橋岡蓮 ’s diary

単なる日記でもなければ、単なるエッセイでもない

家族はそれぞれ形がある

処方してもらった薬が見事に効いて、震えることなく仕事を終えて安堵している。

素早い動きはまだまだできないが、震えが止まっただけでも十分だ。

薬は何故か十日分しか処方されていないので、月末になったら薬を貰いに行かなければならない。

この職場は十五日が〆日とのことで、今月働いた分は月末に振り込まれる。

金が入ってくるぞ!大事に貯金しておかなければ。

 

私はポジティブな性格なのであまり自覚はないのだが、実は深刻なものを抱えている。

それが原因となって、様々な症状が出る。

それでもポジティブなので、乗り越えられてしまう。

頭の中ではわかっているようで、自認できていない部分がある。

苦しい時はただ座っているだけでヘトヘトに疲れてしまうのだが、そう云う時はれっきとした原因がある。

大体が人間に期待して裏切られた時かな。

その人間って云うのは家族に限定される。

例えば、優しい言葉を掛けて欲しい時、冷酷な態度を取られたりすると心が抉られる。

そして身体がヘトヘトになってしまう。

かといって、私の場合、落ち込むということがあまりない。

寝て起きれば治るだろうと楽観的に考えていると、本当に翌日ケロっとしていることが多々ある。

だけど何度も言われているじゃないか。

これ以上、家族(両親を含む)に期待してはダメだって。

ところが、外部からの情報が私を苦しめることがたまにある。

 

「家族なんだから、想ってくれていないわけがないじゃない!」

「分かり合えるに決まっている、心配してくれているに決まっている」

 

そう云うものなのかなぁ。。。と思って自分から歩み寄ろうとしてみる。

それでも期待したことを後悔するのみ。

自分に余裕がある時は家族のことも考えられるのだが、裏切られても裏切られても愛情を持って一歩を踏み出す労力は、今の私には無いのではないかと感じた。

重荷になっていることに気が付いたのだ。

距離があるからこそ、上手く行く関係もあるだろう?

ウチの親子関係は、まさにそれなんじゃないかと。

今週の土曜日は母親の誕生日だったので、プレゼントと手紙を送った。

先週は父親の誕生日だったし「古希」の祝いも兼ねて、母親とは別にプレゼントと手紙を送った。

たぶん週の中日には届くことだろう。

母親の手紙には私の携帯電話の番号を書いて「もしよかったら電話ください」と添えた。

父親の手紙には「いつか家族皆で会えないものでしょうか?」と書いた。

一度全員集合すれば、お互いに気持ちがスッキリすると思ったからだ。

それらを送ったまでは良かったが、なんだか泣きたい気持ちになってしまった。

何故だかわからないが、逃げたくなったと云うのが正直な気持ち。

その時ハッキリと自覚した。

今の私は自分のことで精一杯で、家族の結束のために動き回る余裕などどこにもないということに。

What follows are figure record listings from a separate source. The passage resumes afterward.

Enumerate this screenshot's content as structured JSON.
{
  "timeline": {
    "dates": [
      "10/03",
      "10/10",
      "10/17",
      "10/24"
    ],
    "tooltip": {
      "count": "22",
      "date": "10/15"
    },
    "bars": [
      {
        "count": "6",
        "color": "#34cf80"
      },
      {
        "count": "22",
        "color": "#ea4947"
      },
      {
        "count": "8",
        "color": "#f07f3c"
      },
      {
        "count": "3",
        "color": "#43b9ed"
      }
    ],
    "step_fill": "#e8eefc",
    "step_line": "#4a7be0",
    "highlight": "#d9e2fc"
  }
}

もしかしたら、母親は特に、自分のことで精一杯で私に歩み寄ろうなどというエネルギーはないかも知れない。

だとしたら、変なプレッシャーを与えてしまったよなと思った。

つまり、お互いに何もしてあげられない間柄なのだったら、不必要な期待や優しさを投げるのは却って毒になり兼ねないということだ。

 

家族の形ってそれぞれで、親子が愛し合うのが理想なんだけど、我が家には我が家のスタイルって云うものがある。

年に一度か二度送られてくる手紙で、十分だと思う節もあったりして。

母親には今更母親らしくなって欲しいとも思わないし、健やかに穏やかに歳を重ねて行ければそれでいいんじゃないかな?とも思う。

父親に関しては、心のどこかでは父親らしくいて欲しいみたいな気持ちがあるけれど、良くも悪くもあれが父親の人間性なんだよなとも思う。

 

結局、つかず離れずでいいのではないだろうか。

ウチの家族が全員納得しているのなら、それでいいのではないだろうか。

皆、それぞれ事情がある。

傍から見れば解決していないと思われるかも知れないが、とっくに解決済みのような気がする。

 

この話を理解してくれる人は極めて稀だけども。